„Kinder, Kerl und Karriere – können wir Frauen das alles schaffen?“

Reform des Bundeselterngeld- und Elternzeitgesetzes , Familienpolitik, ElterngeldPlus

Kindererziehungszeiten© Liz Collet

Es heisst, innerhalb von zehn Jahren sei die Rate von Müttern mit Burn-Out-Syndrom um ein Drittel gestiegen.

Acht von zehn Frauen sollen sich immer wieder überfordert fühlen vom Spagat zwischen Job und Familienmanagement.

Frage man Eltern, was sie sich am meisten für ihre Familie wünschten, sei die Antwort stets „mehr Zeit“.

Hätte man unsere Grossmütter gefragt, wie sie (zumal in wirklichen Notzeiten)  als nicht selten kriegs- und nachkriegsbedingt „Alleinerziehende“, Arbeit (ohne soziale Regelungen heutiger Zeit), Kinder und Haushalt (mit weniger obsoleszenzgefährdeten Haushaltsgeräten, weil eben nicht durchtechnisiert) unter einen Hut brachten und dabei nicht im lowprize-Shop Wegwerfklamotten zum Wegwerfpreis aus Billigproduktionsländern kauften, sondern solche selbst nähten, strickten und häkelten, sie hätten vielleicht geantwortet:

Wir machten es halt einfach, es hat uns keiner gefragt, wie.
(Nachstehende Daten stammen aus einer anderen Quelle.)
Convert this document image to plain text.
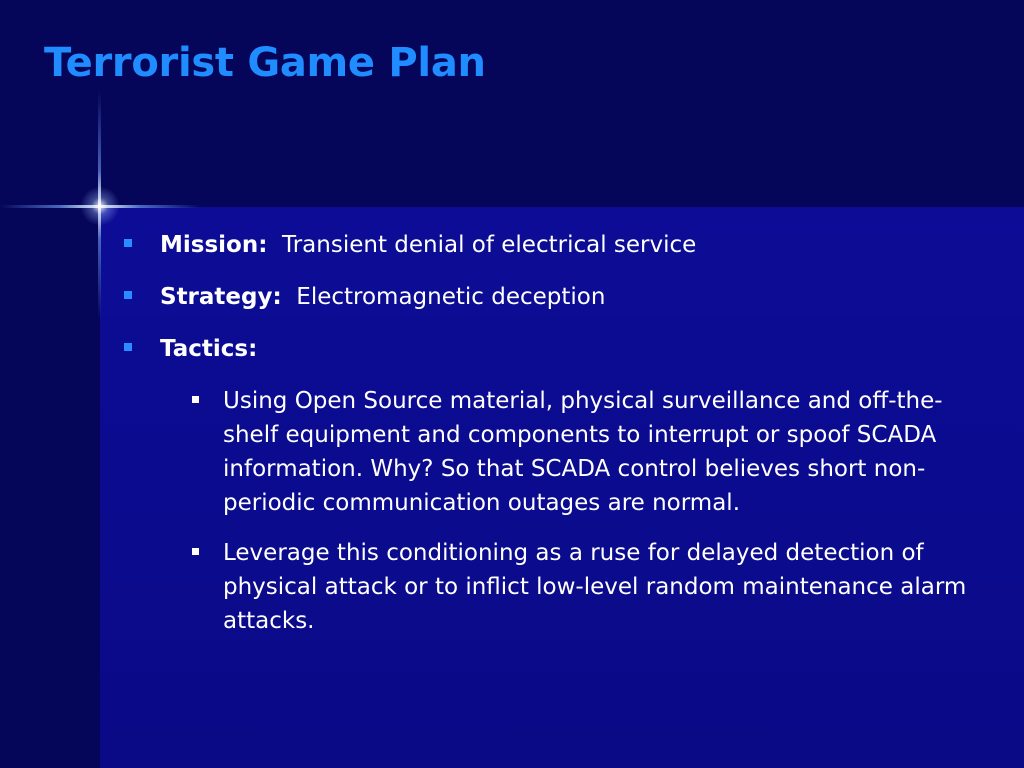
Terrorist Game Plan
Mission: Transient denial of electrical service
Strategy: Electromagnetic deception
Tactics:
Using Open Source material, physical surveillance and off-the-shelf equipment and components to interrupt or spoof SCADA information. Why? So that SCADA control believes short non-periodic communication outages are normal.
Leverage this conditioning as a ruse for delayed detection of physical attack or to inflict low-level random maintenance alarm attacks.
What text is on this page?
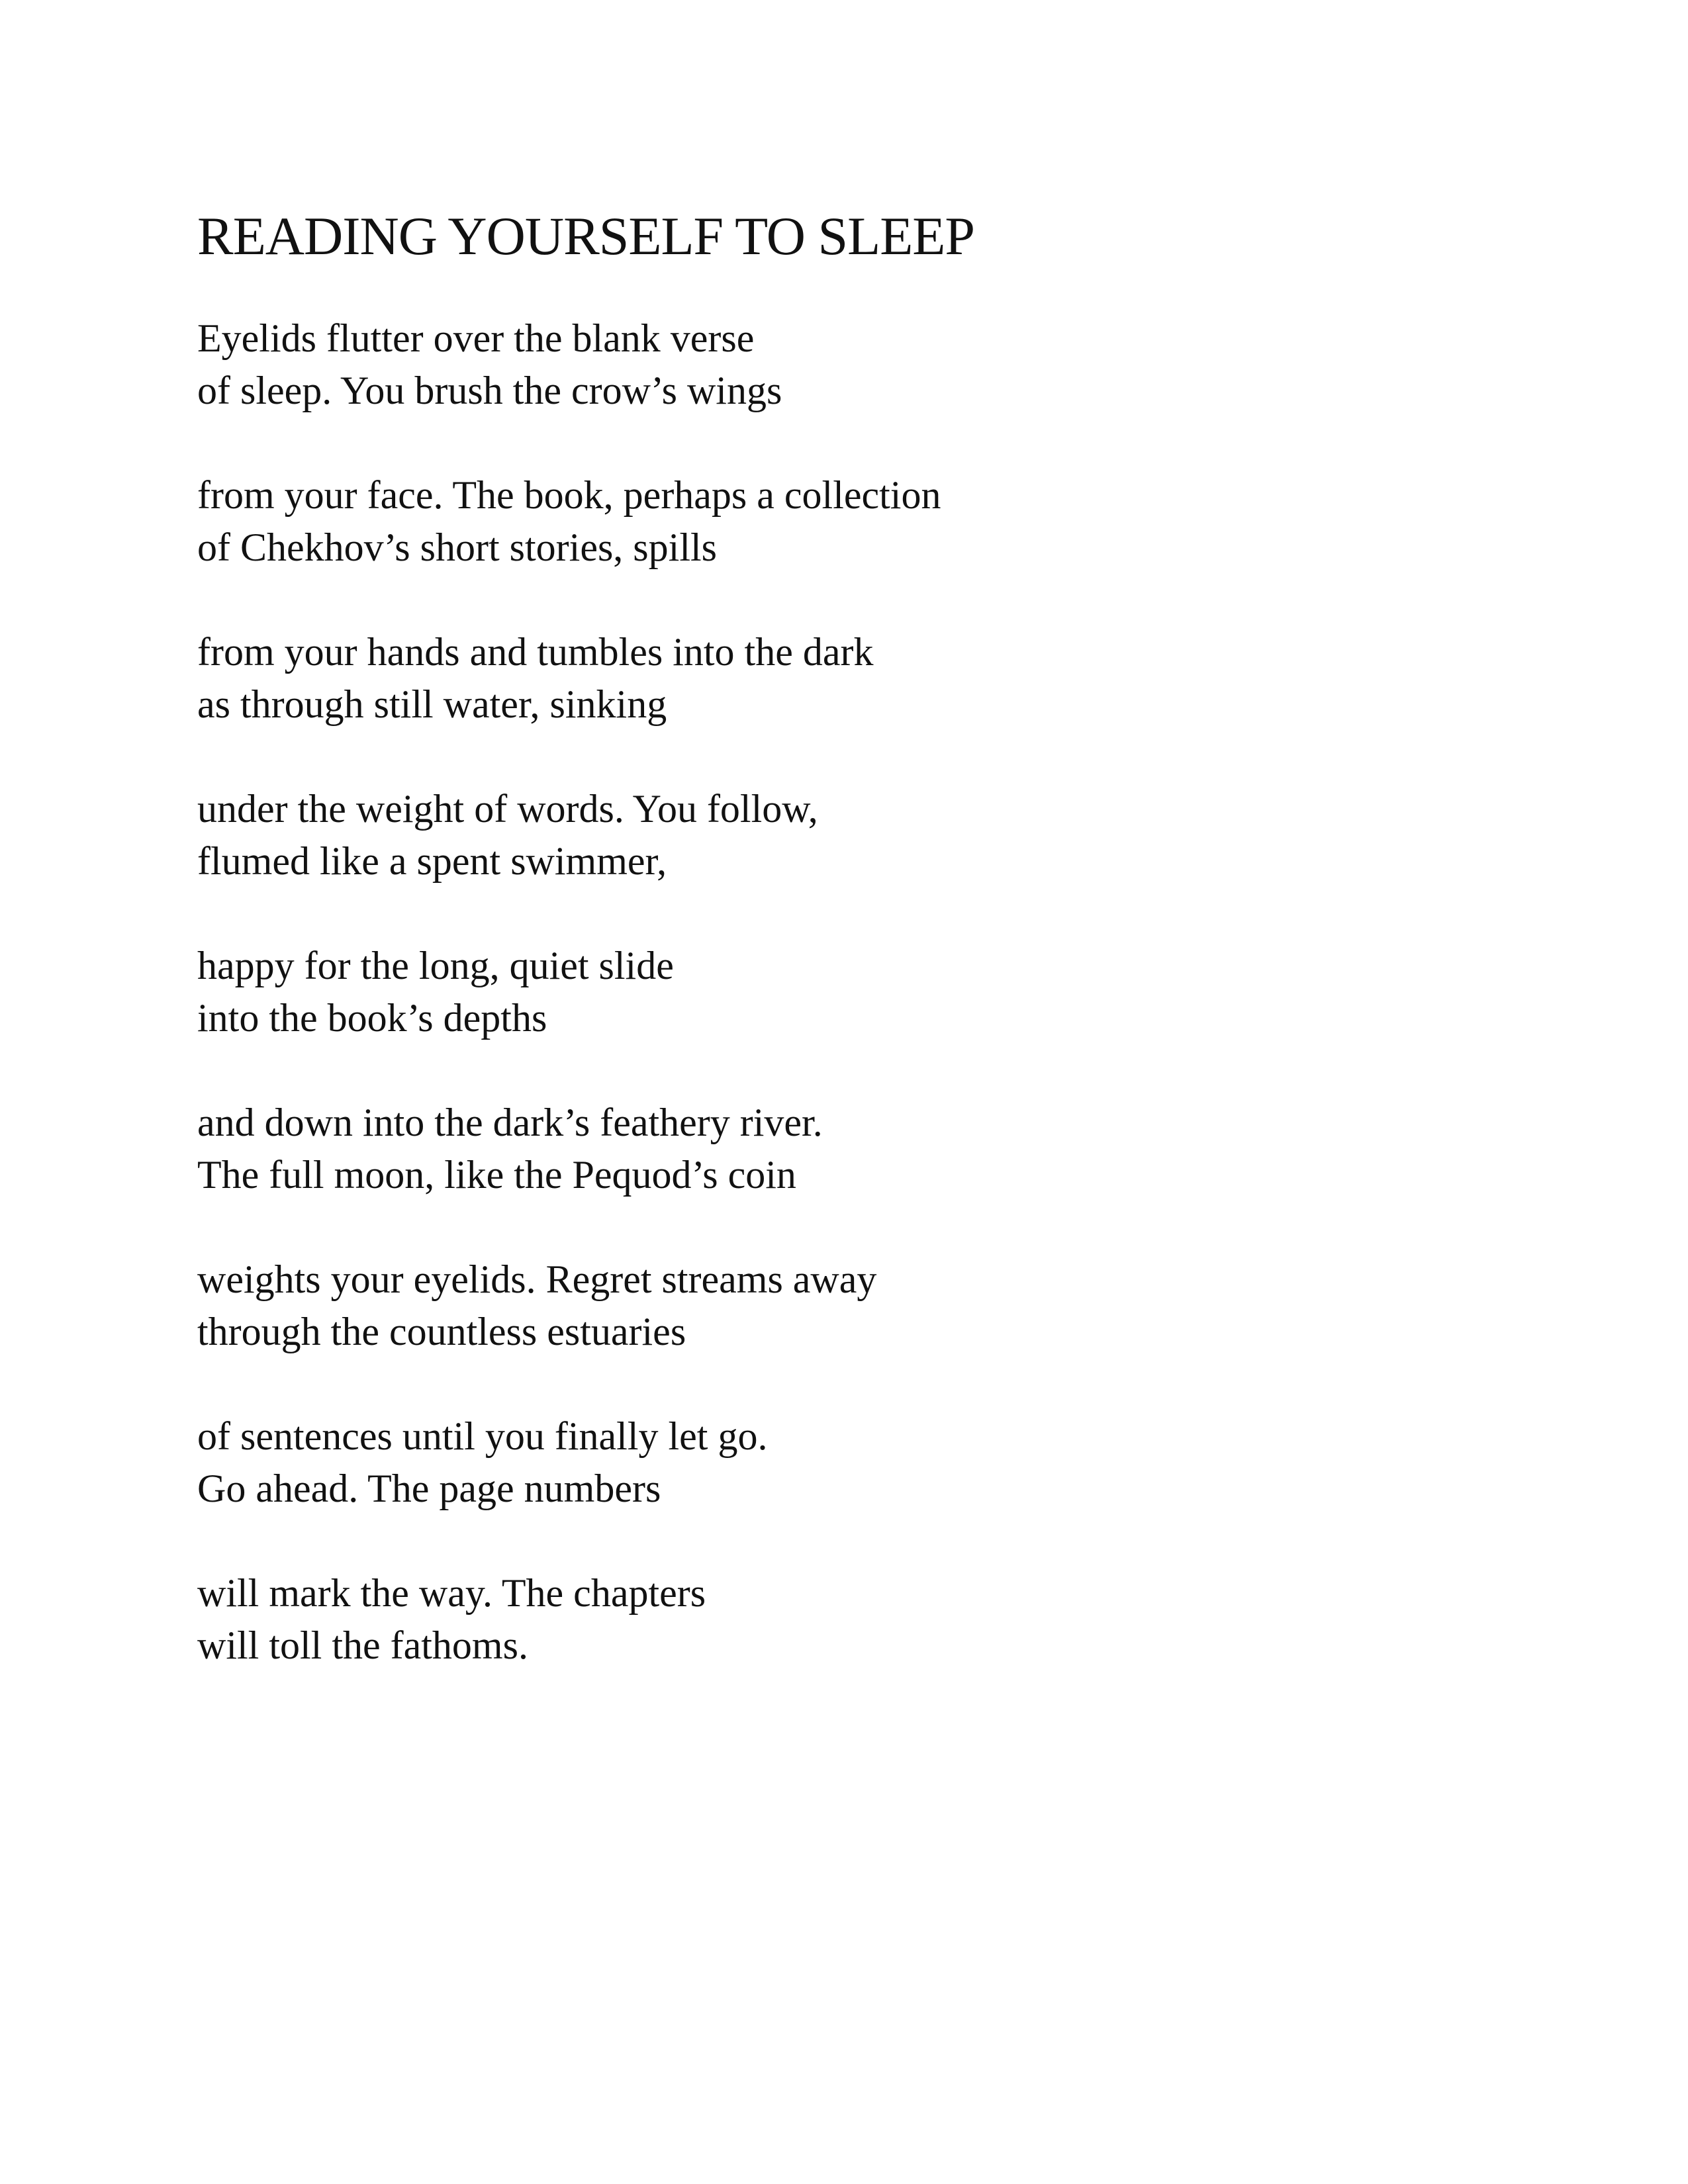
READING YOURSELF TO SLEEP
Eyelids flutter over the blank verse
of sleep. You brush the crow’s wings
from your face. The book, perhaps a collection
of Chekhov’s short stories, spills
from your hands and tumbles into the dark
as through still water, sinking
under the weight of words. You follow,
flumed like a spent swimmer,
happy for the long, quiet slide
into the book’s depths
and down into the dark’s feathery river.
The full moon, like the Pequod’s coin
weights your eyelids. Regret streams away
through the countless estuaries
of sentences until you finally let go.
Go ahead. The page numbers
will mark the way. The chapters
will toll the fathoms.
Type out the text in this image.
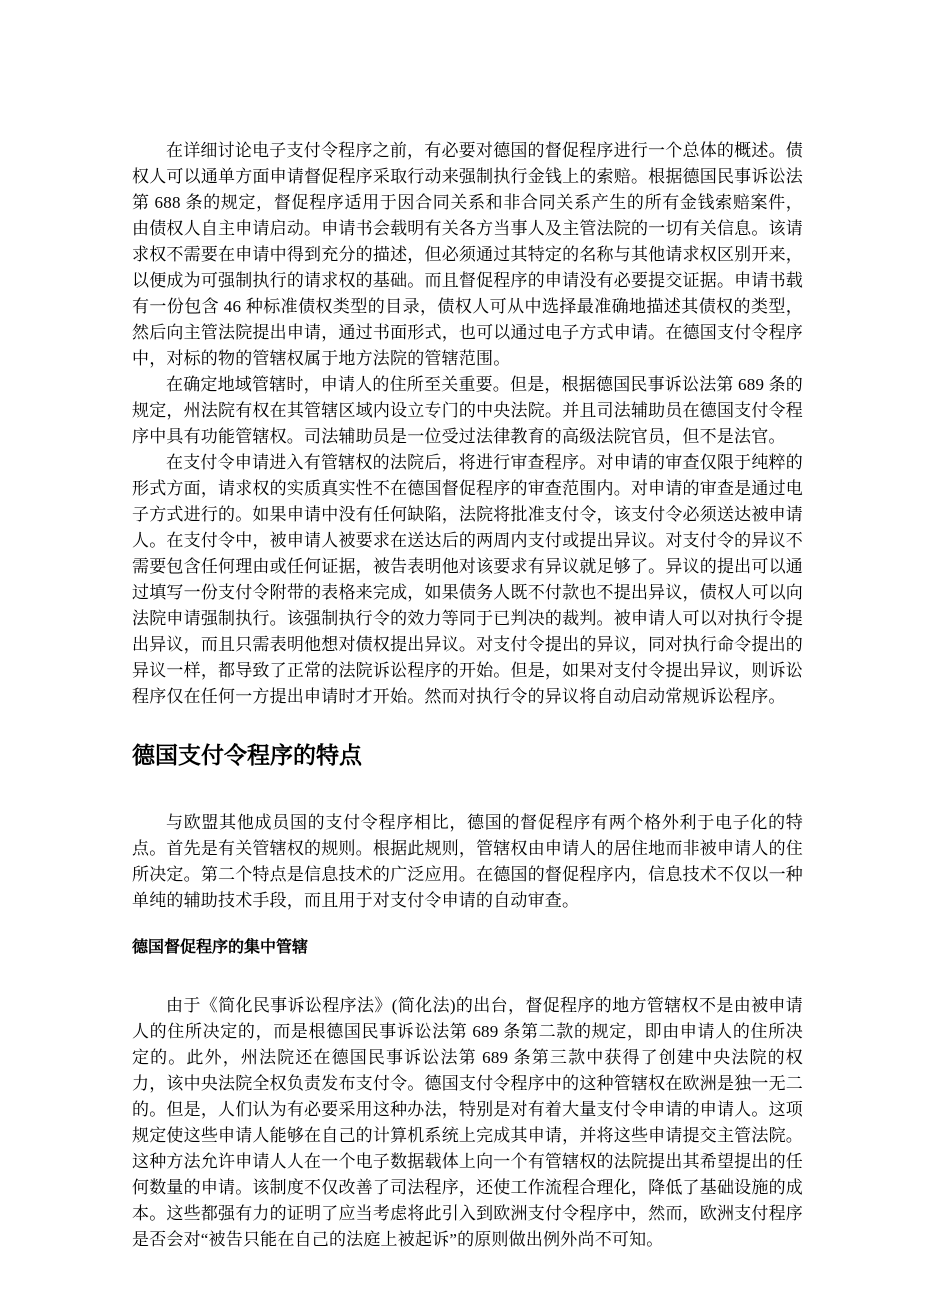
在详细讨论电子支付令程序之前，有必要对德国的督促程序进行一个总体的概述。债权人可以通单方面申请督促程序采取行动来强制执行金钱上的索赔。根据德国民事诉讼法第 688 条的规定，督促程序适用于因合同关系和非合同关系产生的所有金钱索赔案件，由债权人自主申请启动。申请书会载明有关各方当事人及主管法院的一切有关信息。该请求权不需要在申请中得到充分的描述，但必须通过其特定的名称与其他请求权区别开来，以便成为可强制执行的请求权的基础。而且督促程序的申请没有必要提交证据。申请书载有一份包含 46 种标准债权类型的目录，债权人可从中选择最准确地描述其债权的类型，然后向主管法院提出申请，通过书面形式，也可以通过电子方式申请。在德国支付令程序中，对标的物的管辖权属于地方法院的管辖范围。

在确定地域管辖时，申请人的住所至关重要。但是，根据德国民事诉讼法第 689 条的规定，州法院有权在其管辖区域内设立专门的中央法院。并且司法辅助员在德国支付令程序中具有功能管辖权。司法辅助员是一位受过法律教育的高级法院官员，但不是法官。

在支付令申请进入有管辖权的法院后，将进行审查程序。对申请的审查仅限于纯粹的形式方面，请求权的实质真实性不在德国督促程序的审查范围内。对申请的审查是通过电子方式进行的。如果申请中没有任何缺陷，法院将批准支付令，该支付令必须送达被申请人。在支付令中，被申请人被要求在送达后的两周内支付或提出异议。对支付令的异议不需要包含任何理由或任何证据，被告表明他对该要求有异议就足够了。异议的提出可以通过填写一份支付令附带的表格来完成，如果债务人既不付款也不提出异议，债权人可以向法院申请强制执行。该强制执行令的效力等同于已判决的裁判。被申请人可以对执行令提出异议，而且只需表明他想对债权提出异议。对支付令提出的异议，同对执行命令提出的异议一样，都导致了正常的法院诉讼程序的开始。但是，如果对支付令提出异议，则诉讼程序仅在任何一方提出申请时才开始。然而对执行令的异议将自动启动常规诉讼程序。

德国支付令程序的特点

与欧盟其他成员国的支付令程序相比，德国的督促程序有两个格外利于电子化的特点。首先是有关管辖权的规则。根据此规则，管辖权由申请人的居住地而非被申请人的住所决定。第二个特点是信息技术的广泛应用。在德国的督促程序内，信息技术不仅以一种单纯的辅助技术手段，而且用于对支付令申请的自动审查。

德国督促程序的集中管辖

由于《简化民事诉讼程序法》(简化法)的出台，督促程序的地方管辖权不是由被申请人的住所决定的，而是根德国民事诉讼法第 689 条第二款的规定，即由申请人的住所决定的。此外，州法院还在德国民事诉讼法第 689 条第三款中获得了创建中央法院的权力，该中央法院全权负责发布支付令。德国支付令程序中的这种管辖权在欧洲是独一无二的。但是，人们认为有必要采用这种办法，特别是对有着大量支付令申请的申请人。这项规定使这些申请人能够在自己的计算机系统上完成其申请，并将这些申请提交主管法院。这种方法允许申请人人在一个电子数据载体上向一个有管辖权的法院提出其希望提出的任何数量的申请。该制度不仅改善了司法程序，还使工作流程合理化，降低了基础设施的成本。这些都强有力的证明了应当考虑将此引入到欧洲支付令程序中，然而，欧洲支付程序是否会对“被告只能在自己的法庭上被起诉”的原则做出例外尚不可知。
Und wenn ich während meiner Referendarzeit und danach gefragt wurde, wie ich das mit Kind, Referendarausbildung und zwei Jobs nebenher machte und selbstverständlich auch nach Nächten mit fieberndem Kind heiter gelaunt auf dem Posten, dann gab ich dieselbe Antwort: „Ich mach es eben – ganz einfach.“ Nicht weil es „leicht“ gewesen wäre. Sondern weil man sich schlicht und einfach eben der Aufgabe stellt und sie löst. Und seine Prioritäten und Zeit neu einteilt.

Nur – jeder ist anders und keiner Maßstab für andere.

Bestenfalls erlaubt man sich selbst gelegentlich den einen oder anderen Gedanken, ob und wie weit Erwartungshaltungen von Eltern an andere, Dritte wie die Gesellschaft, alles mundgerecht zu ermöglichen für die eigene Lebenssituation, Lebensentscheidung, ob, wann und wieviele Kinder man bekommt und hat und wie man Arbeit und Familie drumherum gestaltet, vielleicht heute eine andere und ein bisserl verwöhnt worden und geworden ist?

Die Erwartungs- und Anspruchshaltung an Dritte wie Gesellschaft, die  schneller laut fordert, bevor man an sich selbst ein paar Grad mehr und höhere Ansprüche stellt. Und sich fordert und sich der Herausforderung stellt.

Damit meine ich nicht, dass Hilfe für Eltern (die ja als die Rentenzahler von morgen hehätschelt und gepäppelt und gepämpert werden müssen, weil sie sonst ihre Fortpflanzungswilligkeit herunterdimmen oder gar aufgeben könnten) nicht sinnvoll wäre, die beispielsweise Kinderbetreuungsplätze schafft und auch in halbwegs erreichbarer Nähe von Wohnung oder Arbeitsplatz und dass diese auch vernünftige Öffnungs- und Betreuungszeiten haben sollten. Solche sind richtig und wichtig. Ob diese wie in manchen Fällen toujours, soll heissen: rund um die Uhr oder mit Übernachtung sein müssen oder für Kinder und Familien wirklich gut sind, ist ein eigenes Thema.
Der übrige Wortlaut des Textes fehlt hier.